Importantly, protection against asymptomatic infection is probably in the ballpark of 50%, so vaccinated individuals can still carry infection home to their family and friends who are not vaccinated. Because of this, it is very important to continue to diligently use masks, physically distance and avoid indoor gatherings with individuals outside of your COVID bubble. This won’t last forever. We need many people to be vaccinated AND little COVID to be circulating in the community before we consider easing up on other protective measures.

I’m worried about the side effects of the vaccine. Could I catch COVID from the vaccine? Can’t the RNA in the vaccine become a part of my own DNA, causing problems down the road? What about long-term side effects?

First and foremost, COVID vaccination cannot cause COVID-19 (about 30% of Americans believe this, so it is important to address this up front). No COVID virus was used in production of the vaccine. The messenger RNA in the vaccine codes for just one protein of the virus. This messenger RNA was manufactured from chemical building blocks in vaccine production facilities.

The messenger RNA is quickly digested by our bodies back into these building blocks, just after it instructs the protein factories within cells to produce the COVID spike protein in large amounts, so your body can learn to react against it in the future. Messenger RNA does not become part of your body’s DNA. Your DNA is safely located in the nucleus of the cell, away from the protein factories where the messenger RNA does its work.

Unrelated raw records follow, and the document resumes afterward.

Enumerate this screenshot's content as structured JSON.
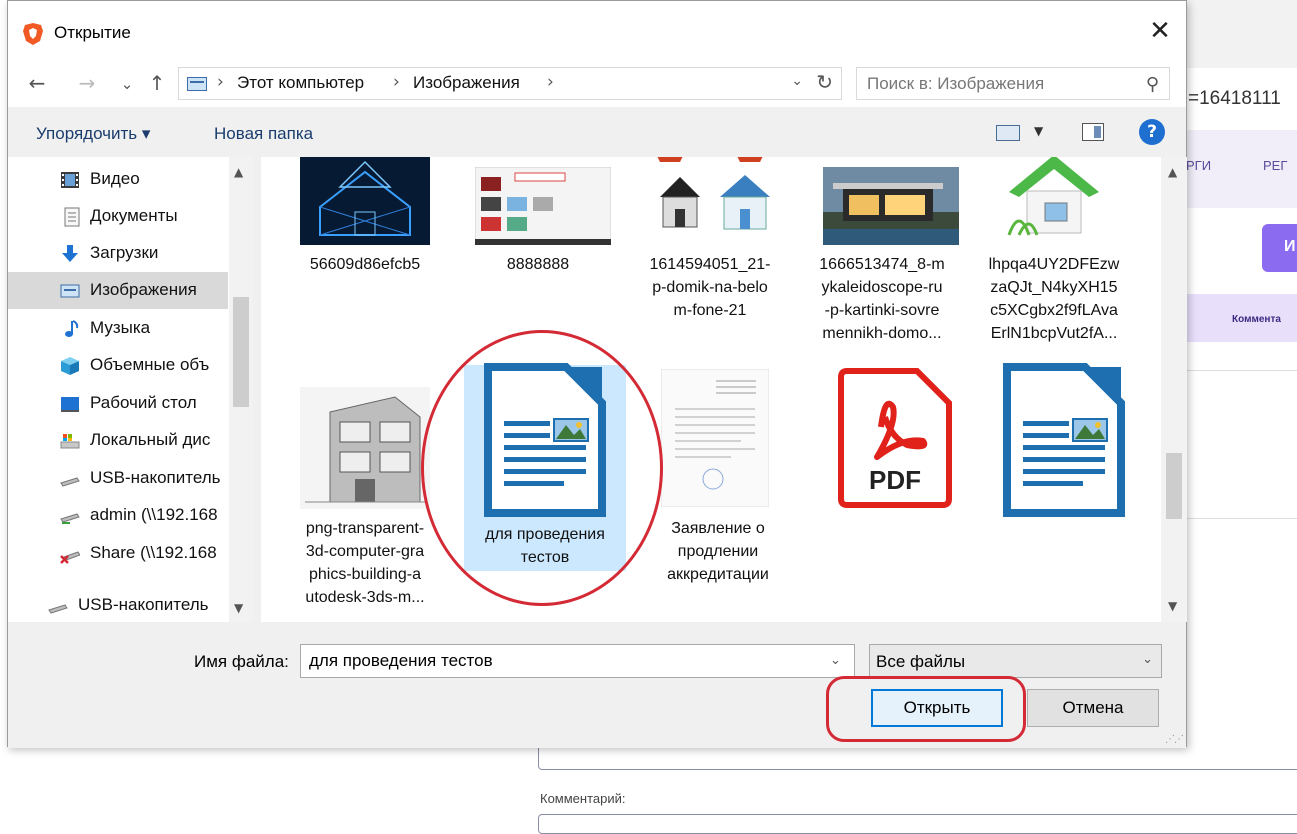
{
  "background": {
    "url_fragment": "=16418111",
    "nav_item_1": "РГИ",
    "nav_item_2": "РЕГ",
    "purple_button": "И",
    "tab_label": "Коммента",
    "comment_label": "Комментарий:"
  },
  "dialog": {
    "title": "Открытие",
    "close_glyph": "✕",
    "nav": {
      "back": "←",
      "forward": "→",
      "recent": "⌄",
      "up": "↑"
    },
    "breadcrumb": [
      "Этот компьютер",
      "Изображения"
    ],
    "breadcrumb_sep": "›",
    "addr_dropdown": "⌄",
    "refresh_glyph": "↻",
    "search_placeholder": "Поиск в: Изображения",
    "search_glyph": "⚲",
    "toolbar": {
      "organize": "Упорядочить ▾",
      "new_folder": "Новая папка",
      "help": "?"
    },
    "sidebar": [
      {
        "label": "Видео",
        "icon": "video-icon"
      },
      {
        "label": "Документы",
        "icon": "documents-icon"
      },
      {
        "label": "Загрузки",
        "icon": "downloads-icon"
      },
      {
        "label": "Изображения",
        "icon": "pictures-icon",
        "selected": true
      },
      {
        "label": "Музыка",
        "icon": "music-icon"
      },
      {
        "label": "Объемные объ",
        "icon": "3d-objects-icon"
      },
      {
        "label": "Рабочий стол",
        "icon": "desktop-icon"
      },
      {
        "label": "Локальный дис",
        "icon": "local-disk-icon"
      },
      {
        "label": "USB-накопитель",
        "icon": "usb-drive-icon"
      },
      {
        "label": "admin (\\\\192.168",
        "icon": "network-drive-icon"
      },
      {
        "label": "Share (\\\\192.168",
        "icon": "network-drive-disconnected-icon"
      },
      {
        "label": "USB-накопитель",
        "icon": "usb-drive-icon"
      }
    ],
    "files_row1": [
      {
        "name": [
          "56609d86efcb5"
        ],
        "thumb": "house-wireframe-image"
      },
      {
        "name": [
          "8888888"
        ],
        "thumb": "screenshot-image"
      },
      {
        "name": [
          "1614594051_21-",
          "p-domik-na-belo",
          "m-fone-21"
        ],
        "thumb": "houses-image"
      },
      {
        "name": [
          "1666513474_8-m",
          "ykaleidoscope-ru",
          "-p-kartinki-sovre",
          "mennikh-domo..."
        ],
        "thumb": "modern-house-image"
      },
      {
        "name": [
          "lhpqa4UY2DFEzw",
          "zaQJt_N4kyXH15",
          "c5XCgbx2f9fLAva",
          "ErlN1bcpVut2fA..."
        ],
        "thumb": "green-house-icon-image"
      }
    ],
    "files_row2": [
      {
        "name": [
          "png-transparent-",
          "3d-computer-gra",
          "phics-building-a",
          "utodesk-3ds-m..."
        ],
        "thumb": "building-render-image"
      },
      {
        "name": [
          "для проведения",
          "тестов"
        ],
        "thumb": "libreoffice-draw-file-icon",
        "selected": true
      },
      {
        "name": [
          "Заявление о",
          "продлении",
          "аккредитации"
        ],
        "thumb": "scanned-document-image"
      },
      {
        "name": [
          ""
        ],
        "thumb": "pdf-file-icon",
        "pdf_text": "PDF"
      },
      {
        "name": [
          ""
        ],
        "thumb": "libreoffice-draw-file-icon"
      }
    ],
    "file_name_label": "Имя файла:",
    "file_name_value": "для проведения тестов",
    "filter_label": "Все файлы",
    "open_button": "Открыть",
    "cancel_button": "Отмена"
  },
  "colors": {
    "annotation": "#d42a35",
    "accent": "#0078d7",
    "selection": "#cce8ff"
  }
}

In the past year, about 1 in 700 Americans have died of COVID. In comparison, the major risks of the vaccines are exceedingly rare: 4 hospitalizations per million doses of the current vaccine for either anaphylaxis or low platelet count (immune thrombocytopenia). Longer term side effects affect about 5-10% of those infected with COVID-19 (sometimes called “long haulers”), while no long-term side effects have yet been described for the vaccine (at least 42 million doses given so far, in just the United States).
Short term side effects of the vaccine include arm pain, muscle aches, headache, fever, and fatigue. These minor side effects are quite common, and usually last no more than 24 hours.

Framing the Conversation
Frame COVID-19 vaccination conversations with messages that resonate. Here are three ways of framing recommended by the Ad Council COVID Collaborative:

  1. Moments Missed. Reference things your patients miss the most. With many feeling COVID-19 fatigue, missed moments (especially human connections that we took for granted like visiting family and friends) serve as a powerful reminder of the ultimate end goal: vaccination as a pathway to the possibility of regaining these moments (don’t use the term “return to normal” though as this overpromises and may lead to unsafe behavior after vaccination).
  2. Protection. Emphasize a shared goal of “protecting yourself, loved ones and those in your community” (rather than “coming together as a nation”).
  3. Positive tone. Be inviting and respectful as opposed to demanding. Start with the assumption that the person would want to be vaccinated. If they say they don’t want the vaccine, then acknowledge “the choice is yours to make” which connects with the deeply rooted American value of liberty. Trying to harness fear of COVID can backfire, leading to fear of the vaccine.

In this pandemic, all of us in the health care community have the privilege and the responsibility to be public health ambassadors, for our patients, our families and our communities. As ambassadors, to be most effective we must be energetic, committed and diplomatic.